Fraudulent credit card billing by OpenAI

I have an account at openai.com, opened in the middle of July 2024. I selected the 20 USD monthly plan and only did some exploring as I’m not yet ready for any serious projects.

On September 25, a series of credit card transactions suddenly appeared;

10:50 50 USD
10:50 150 USD
10:50 250 USD
10:51 499 USD
10:51 999 USD
10:53 999 USD
11:59 995,37 USD
12:11 993,43 USD
12:29 993,17 USD

Notice how it happens in minutes and how the amount escalates, testing how far it can go.

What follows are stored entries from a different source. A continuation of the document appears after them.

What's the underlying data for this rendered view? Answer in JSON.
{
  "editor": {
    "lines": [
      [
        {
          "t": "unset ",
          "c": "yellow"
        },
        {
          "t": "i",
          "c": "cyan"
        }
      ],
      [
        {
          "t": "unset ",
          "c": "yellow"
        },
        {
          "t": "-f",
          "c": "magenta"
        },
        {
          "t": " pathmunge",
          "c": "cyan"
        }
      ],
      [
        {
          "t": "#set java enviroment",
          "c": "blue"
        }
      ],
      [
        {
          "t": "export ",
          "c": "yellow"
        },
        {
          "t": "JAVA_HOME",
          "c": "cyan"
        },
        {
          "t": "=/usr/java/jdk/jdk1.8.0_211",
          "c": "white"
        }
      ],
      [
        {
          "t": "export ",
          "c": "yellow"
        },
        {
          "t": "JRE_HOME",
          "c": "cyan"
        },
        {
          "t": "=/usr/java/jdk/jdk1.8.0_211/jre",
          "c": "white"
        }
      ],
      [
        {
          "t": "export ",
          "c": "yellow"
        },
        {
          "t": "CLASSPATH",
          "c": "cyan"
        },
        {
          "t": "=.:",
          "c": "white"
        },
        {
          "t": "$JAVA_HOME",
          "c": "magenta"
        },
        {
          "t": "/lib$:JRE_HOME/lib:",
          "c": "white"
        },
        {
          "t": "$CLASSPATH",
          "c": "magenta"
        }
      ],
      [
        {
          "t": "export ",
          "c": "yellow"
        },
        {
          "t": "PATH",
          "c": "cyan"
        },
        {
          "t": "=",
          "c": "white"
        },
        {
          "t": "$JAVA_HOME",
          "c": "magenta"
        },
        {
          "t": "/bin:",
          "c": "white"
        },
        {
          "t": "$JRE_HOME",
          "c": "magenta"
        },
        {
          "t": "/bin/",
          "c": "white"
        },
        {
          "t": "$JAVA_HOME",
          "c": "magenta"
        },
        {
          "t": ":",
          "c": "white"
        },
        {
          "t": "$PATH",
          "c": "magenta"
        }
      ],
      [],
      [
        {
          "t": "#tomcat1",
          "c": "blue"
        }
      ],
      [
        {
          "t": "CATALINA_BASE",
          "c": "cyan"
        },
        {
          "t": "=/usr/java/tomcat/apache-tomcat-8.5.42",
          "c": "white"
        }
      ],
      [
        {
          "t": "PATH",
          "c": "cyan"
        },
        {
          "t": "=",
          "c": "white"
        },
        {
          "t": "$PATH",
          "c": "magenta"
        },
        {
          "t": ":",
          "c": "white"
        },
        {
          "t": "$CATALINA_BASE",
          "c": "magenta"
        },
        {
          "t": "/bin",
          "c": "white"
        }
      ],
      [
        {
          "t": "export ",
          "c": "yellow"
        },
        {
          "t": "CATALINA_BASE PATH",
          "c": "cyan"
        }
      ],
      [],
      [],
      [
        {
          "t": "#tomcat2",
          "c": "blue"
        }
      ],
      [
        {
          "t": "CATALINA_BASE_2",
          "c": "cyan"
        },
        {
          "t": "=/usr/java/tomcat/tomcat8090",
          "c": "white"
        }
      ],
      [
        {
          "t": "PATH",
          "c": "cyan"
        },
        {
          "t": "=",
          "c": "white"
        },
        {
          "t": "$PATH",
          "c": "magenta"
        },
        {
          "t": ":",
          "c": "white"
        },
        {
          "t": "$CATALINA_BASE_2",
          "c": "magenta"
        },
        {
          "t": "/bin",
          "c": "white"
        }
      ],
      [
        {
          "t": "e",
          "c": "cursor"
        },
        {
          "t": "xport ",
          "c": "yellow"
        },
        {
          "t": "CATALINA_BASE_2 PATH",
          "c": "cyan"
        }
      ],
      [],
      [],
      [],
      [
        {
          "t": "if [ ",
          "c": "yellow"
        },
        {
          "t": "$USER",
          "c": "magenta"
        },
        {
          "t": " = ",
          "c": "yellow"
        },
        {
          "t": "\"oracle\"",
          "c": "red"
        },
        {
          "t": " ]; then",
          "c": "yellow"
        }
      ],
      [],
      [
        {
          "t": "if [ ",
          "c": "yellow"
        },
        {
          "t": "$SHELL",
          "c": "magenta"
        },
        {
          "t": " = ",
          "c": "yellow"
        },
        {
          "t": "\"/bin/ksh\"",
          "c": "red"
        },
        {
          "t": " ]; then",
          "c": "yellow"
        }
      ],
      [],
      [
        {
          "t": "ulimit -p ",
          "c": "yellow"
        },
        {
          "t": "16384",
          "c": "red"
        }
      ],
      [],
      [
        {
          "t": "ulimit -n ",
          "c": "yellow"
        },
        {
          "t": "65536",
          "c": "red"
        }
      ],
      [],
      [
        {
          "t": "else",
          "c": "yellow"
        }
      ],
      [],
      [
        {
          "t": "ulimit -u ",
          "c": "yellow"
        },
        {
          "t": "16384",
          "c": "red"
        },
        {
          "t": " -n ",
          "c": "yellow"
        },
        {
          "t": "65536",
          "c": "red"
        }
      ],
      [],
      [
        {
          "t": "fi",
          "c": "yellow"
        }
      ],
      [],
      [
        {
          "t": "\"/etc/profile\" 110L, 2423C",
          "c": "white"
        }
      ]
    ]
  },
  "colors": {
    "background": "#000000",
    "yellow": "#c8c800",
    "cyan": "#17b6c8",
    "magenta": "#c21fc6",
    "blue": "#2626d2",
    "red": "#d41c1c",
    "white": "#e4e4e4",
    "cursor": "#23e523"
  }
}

I recognize none of these transactions. I have not been using any OpenAI services at all lately.

When my notification SMS arrived at 12:29 I happened to have the phone in front of me so I noticed it and immediately called my bank to block the card.

Looking at my mailbox I could see that for the first 5 of the listed transactions I received a notification email telling me my account has been funded. For the other 4, nothing.

For transaction #5, the way openai.com email sender addressed me suddenly changed to “Hi F22” and the footer changed to:

“You received this email because you have a paid account with OpenAI
Organization: F22”

I have no idea what F22 is.

The openai dashboard for my account shows: no cost, no usage, no invoices.

OpenAI is not responding to my email and web inquiries.

I’m not from the USA, nor Qatar, nor Switzerland, so to me 6.000 USD is not just small change.

From this experience and looking at other similar threads I would say something is not really working well concerning OpenAI data security and user support.

I raised the issue also with my bank (of course) and with Stripe but at this time I’m not really confident about how it will all turn out.

Welcome to the dev community.

We can’t help you with your account, unfortunately. You’ll need to reach out to help.openai.com (chat in bottom right…) And give them the details.

I would sign-out of all ChatGPT or other instances, change password, etc.

Were you using any browser extensions perchance?

No browser extensions.
Yes, I’ve already used the help chat but it seems I’m talking to myself in there

Sorry for your loss…

• Can you make a screenshot with Usage, to see what it was used?
• How it was set they key? in your code, in your system or some platform?

I try to understand how they operate and what target they have (I saw people posting this few times), because those money must be used somehow and must be some logs on your account.

On the OpenAI platform site, looking at Dashboard, the Usage, Cost, and Invoices are all showing a big fat nothing (even though Invoices should at least be showing the monthly 20 USD subscription billing).

Looking from a distance this seems like OpenAI has somehow allowed credit card data tied to one account to be used to fund some other account. Especially bearing in mind the strange email notification that I mentioned originally.

Can you let us know if you used your API key exclusively in your code, or if you also integrated it with libraries such as Hugging Face or Langchain, or set it in any software or platform?
Sharing more details with the community could help raise awareness and improve security practices.

Additionally, it’s important to be aware that exposed API keys can be misused by malicious actors to create embeddings, generate data for other models, perform adversarial training, or facilitate knowledge transfer…

My experience with OpenAI is just beginning. I did not use any code, only web interactive sessions with ChatGPT. I have no reason to believe that an API key could be exposed anywhere except with a breach of user data inside OpenAI itself.